This brief, once a year overlapping of light and dark is what makes the holiday season. These are the physical sensations that trigger the memories, a conditioned response to light and dark (probably colder temperatures play a role too) that releases the flood of sensations and associations built up over the course of our lives. Routines: rushing home in the dark; getting off the bus; driving a tired highway to make it home for Christmas; the glinting low-angled sun, even at midday, when we round a familiar bend and look at a stand of bare trees; when we smell the smoke of someone’s fire place or the pinch of someone else’s pine tree, taste a liquor on the tongue we virtuously avoid the rest of the year, see a round of familiar faces. Older; but still familiar…

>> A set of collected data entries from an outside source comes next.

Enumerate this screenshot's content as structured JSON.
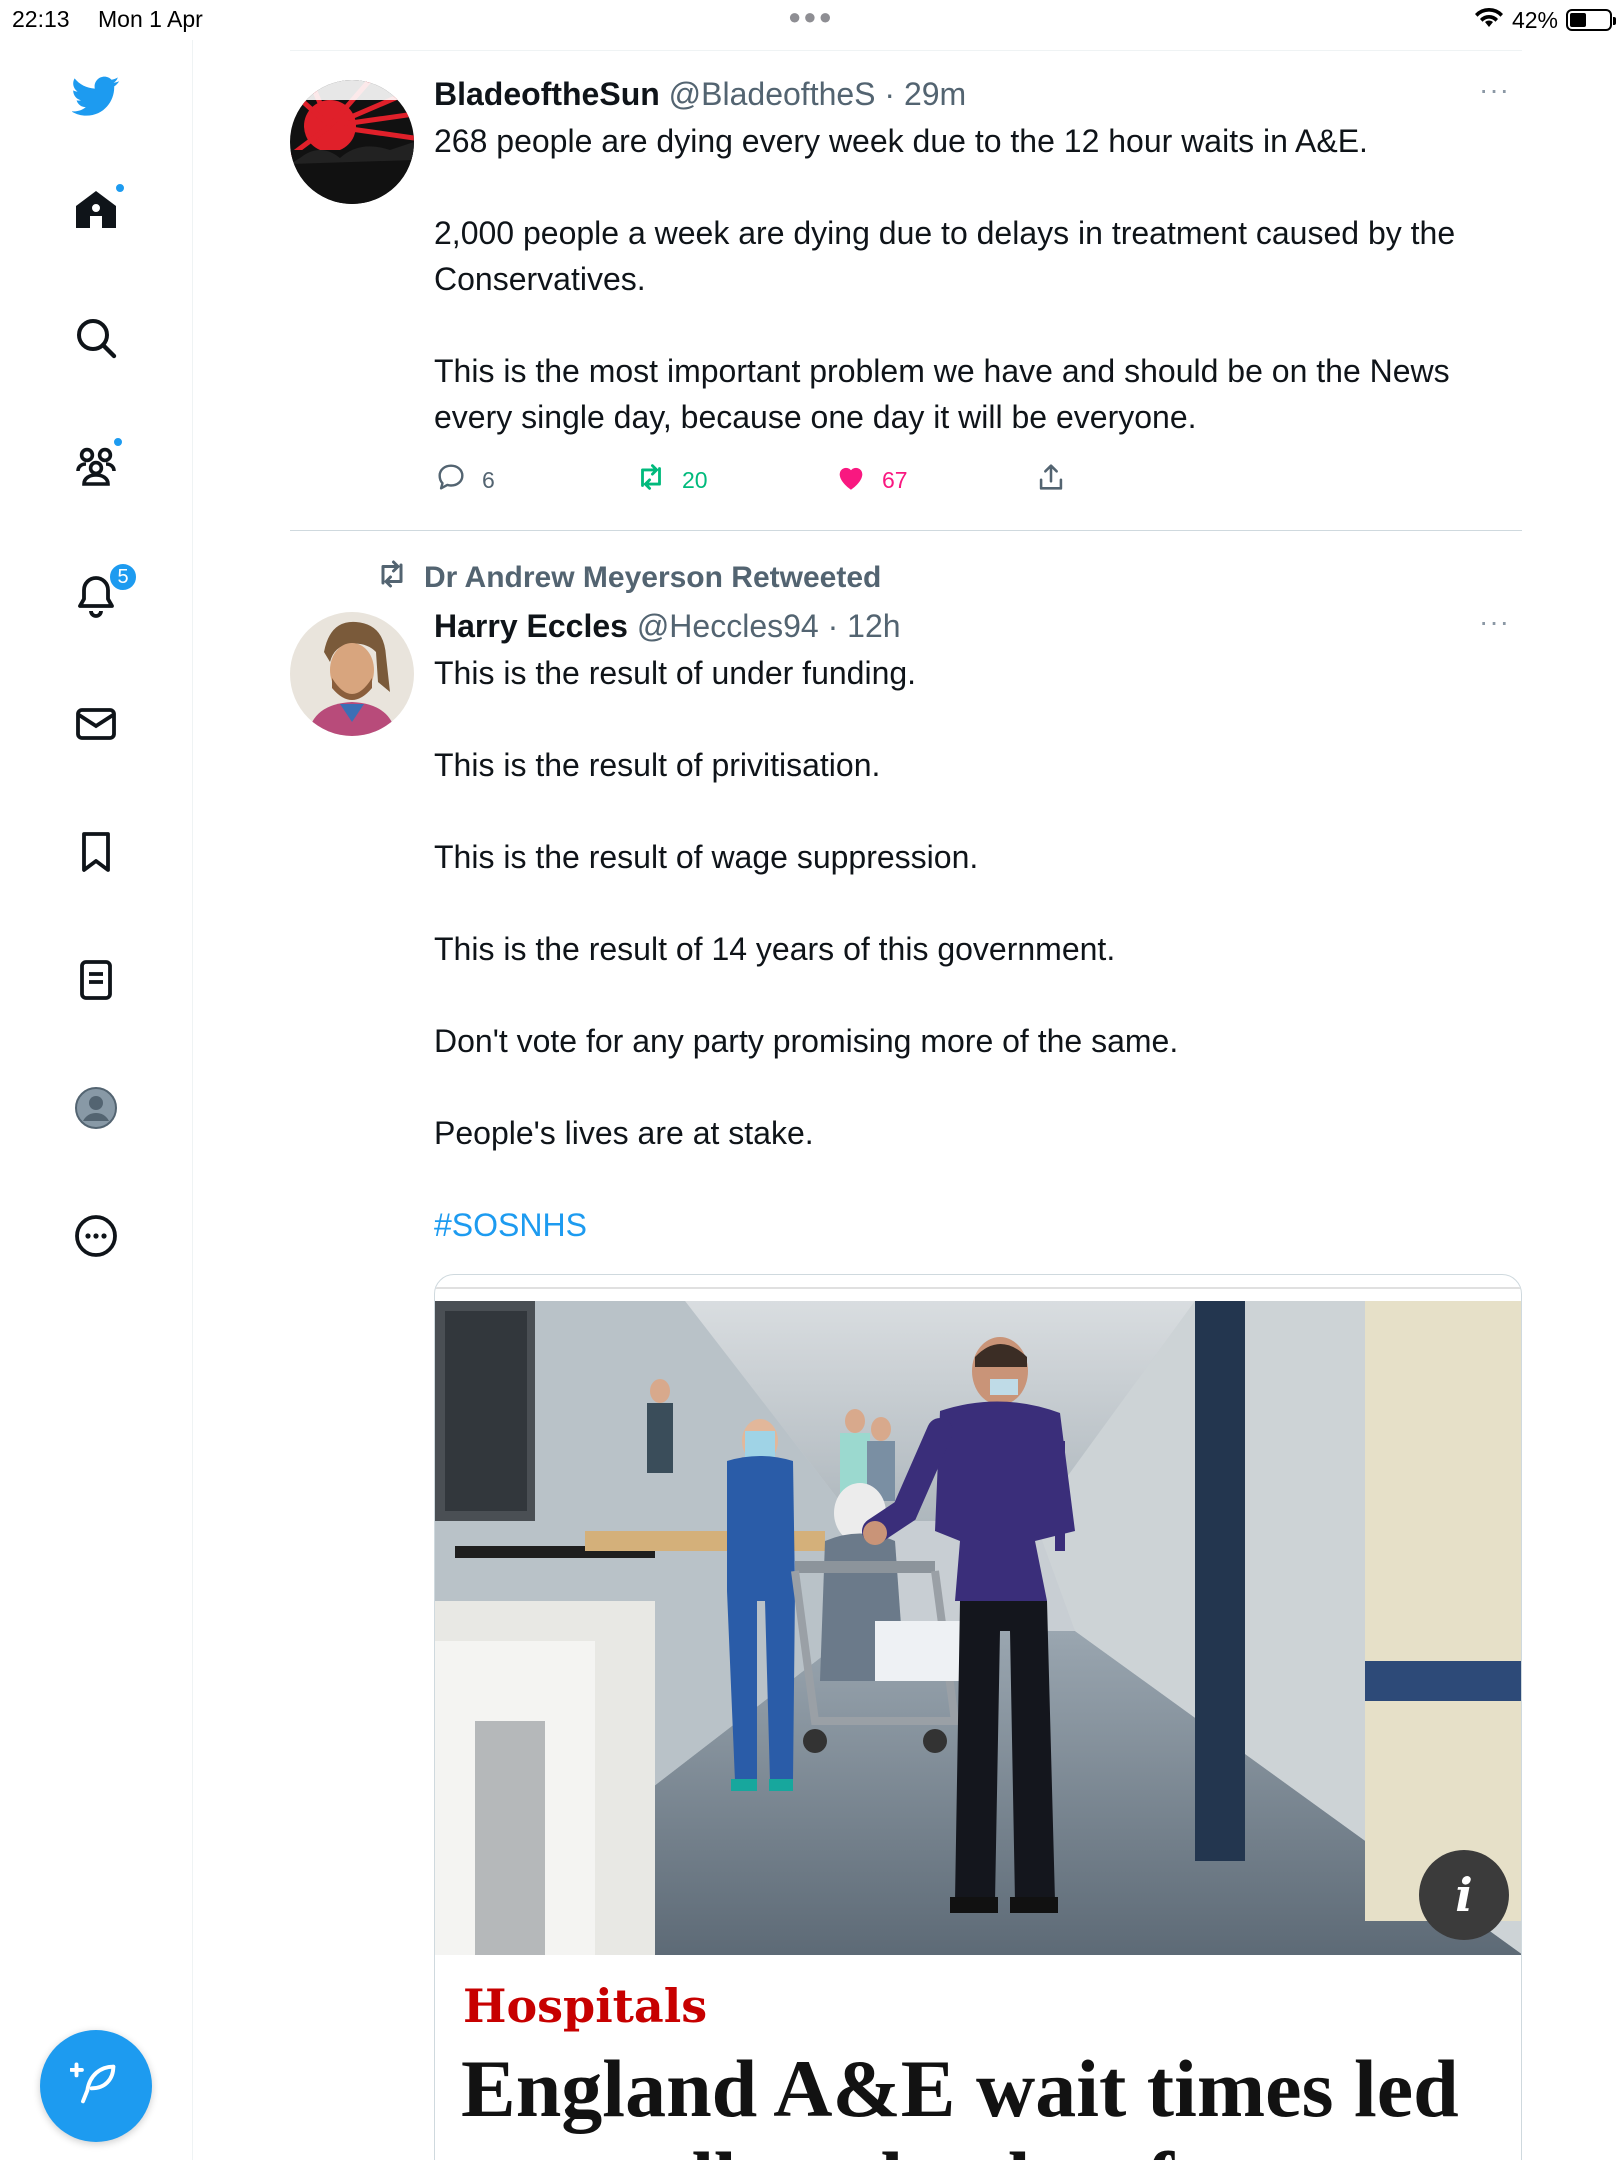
{
  "status_bar": {
    "time": "22:13",
    "date": "Mon 1 Apr",
    "battery": "42%",
    "battery_level": 0.42
  },
  "sidebar": {
    "items": [
      {
        "name": "twitter-logo",
        "icon": "bird-icon"
      },
      {
        "name": "home",
        "icon": "home-icon",
        "indicator": "dot"
      },
      {
        "name": "explore",
        "icon": "search-icon"
      },
      {
        "name": "communities",
        "icon": "people-icon",
        "indicator": "dot"
      },
      {
        "name": "notifications",
        "icon": "bell-icon",
        "badge": "5"
      },
      {
        "name": "messages",
        "icon": "mail-icon"
      },
      {
        "name": "bookmarks",
        "icon": "bookmark-icon"
      },
      {
        "name": "lists",
        "icon": "list-icon"
      },
      {
        "name": "profile",
        "icon": "profile-icon"
      },
      {
        "name": "more",
        "icon": "more-circle-icon"
      }
    ],
    "notifications_badge": "5",
    "compose": {
      "icon": "compose-feather-icon"
    }
  },
  "tweets": [
    {
      "name": "BladeoftheSun",
      "handle": "@BladeoftheS",
      "time": "· 29m",
      "more": "···",
      "paragraphs": [
        "268 people are dying every week due to the 12 hour waits in A&E.",
        "2,000 people a week are dying due to delays in treatment caused by the Conservatives.",
        "This is the most important problem we have and should be on the News every single day, because one day it will be everyone."
      ],
      "replies": "6",
      "retweets": "20",
      "likes": "67",
      "liked": true
    },
    {
      "retweeted_by": "Dr Andrew Meyerson Retweeted",
      "name": "Harry Eccles",
      "handle": "@Heccles94",
      "time": "· 12h",
      "more": "···",
      "paragraphs": [
        "This is the result of under funding.",
        "This is the result of privitisation.",
        "This is the result of wage suppression.",
        "This is the result of 14 years of this government.",
        "Don't vote for any party promising more of the same.",
        "People's lives are at stake."
      ],
      "hashtag": "#SOSNHS",
      "card": {
        "section": "Hospitals",
        "headline": "England A&E wait times led",
        "headline_cut": "to needless deaths of up to",
        "info": "i"
      }
    }
  ],
  "colors": {
    "accent": "#1d9bf0",
    "like": "#f91880",
    "retweet": "#00ba7c",
    "text": "#0f1419",
    "muted": "#536471",
    "card_section": "#c70000"
  }
}
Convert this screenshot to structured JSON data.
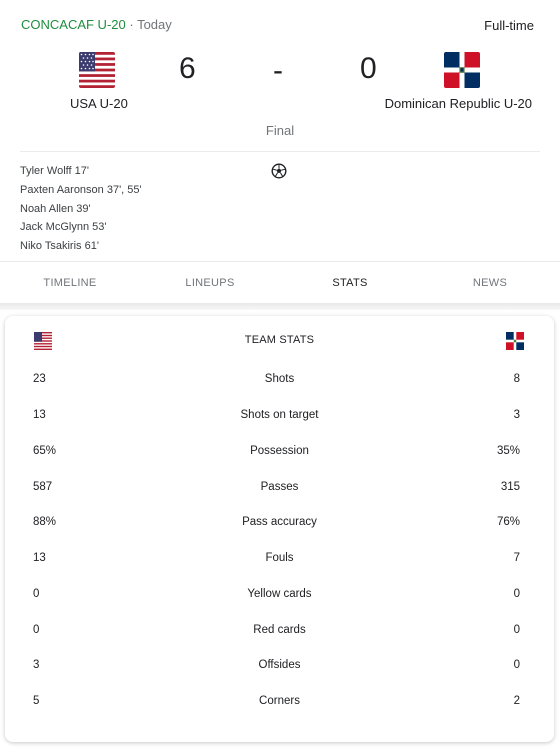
{
  "header": {
    "competition": "CONCACAF U-20",
    "separator": " · ",
    "date": "Today",
    "status": "Full-time"
  },
  "match": {
    "home": {
      "name": "USA U-20",
      "score": "6",
      "flag_icon": "usa-flag-icon"
    },
    "away": {
      "name": "Dominican Republic U-20",
      "score": "0",
      "flag_icon": "dominican-republic-flag-icon"
    },
    "score_separator": "-",
    "result": "Final"
  },
  "scorers": [
    "Tyler Wolff 17'",
    "Paxten Aaronson 37', 55'",
    "Noah Allen 39'",
    "Jack McGlynn 53'",
    "Niko Tsakiris 61'"
  ],
  "tabs": [
    {
      "label": "TIMELINE",
      "active": false
    },
    {
      "label": "LINEUPS",
      "active": false
    },
    {
      "label": "STATS",
      "active": true
    },
    {
      "label": "NEWS",
      "active": false
    }
  ],
  "stats": {
    "title": "TEAM STATS",
    "rows": [
      {
        "home": "23",
        "label": "Shots",
        "away": "8"
      },
      {
        "home": "13",
        "label": "Shots on target",
        "away": "3"
      },
      {
        "home": "65%",
        "label": "Possession",
        "away": "35%"
      },
      {
        "home": "587",
        "label": "Passes",
        "away": "315"
      },
      {
        "home": "88%",
        "label": "Pass accuracy",
        "away": "76%"
      },
      {
        "home": "13",
        "label": "Fouls",
        "away": "7"
      },
      {
        "home": "0",
        "label": "Yellow cards",
        "away": "0"
      },
      {
        "home": "0",
        "label": "Red cards",
        "away": "0"
      },
      {
        "home": "3",
        "label": "Offsides",
        "away": "0"
      },
      {
        "home": "5",
        "label": "Corners",
        "away": "2"
      }
    ]
  },
  "colors": {
    "competition": "#1e8e3e",
    "muted": "#70757a",
    "text": "#202124"
  }
}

I wander down the city center street, into the evocative gloom, interrupted by geometries of human light. Cars drive past the holiday lights and the nativity scene where “Baby Jesus” was stolen from the manger two years ago and the local paper blared the “story” on the front page day after day. Pedestrians double-time halfway across main street to the traffic island, a desert isle where they wait, stranded, desperation straining their features, for the change of the light to rescue them.

But the violence of crazy machines flying through downtown is assimilated this season into the wild fluency of the looming love-hungry urban dark, as the clock nudges past four thirty. A mother and a daughter walk slowly on a shop visit of their own. Clerks stare from the temples of their lighted interiors at the few passersby, registering a solitaire like myself without expression, counting the day’s last minutes to close-up maybe, or hoping to reel in a last fish. The wider lighted interiors of the furniture showroom; a bare martial arts studio. The towering urban mall edifice with floors of offices inside, doctors’ offices, talkers’ offices, many of these lighted, some already dark, some to stay lighted for hours.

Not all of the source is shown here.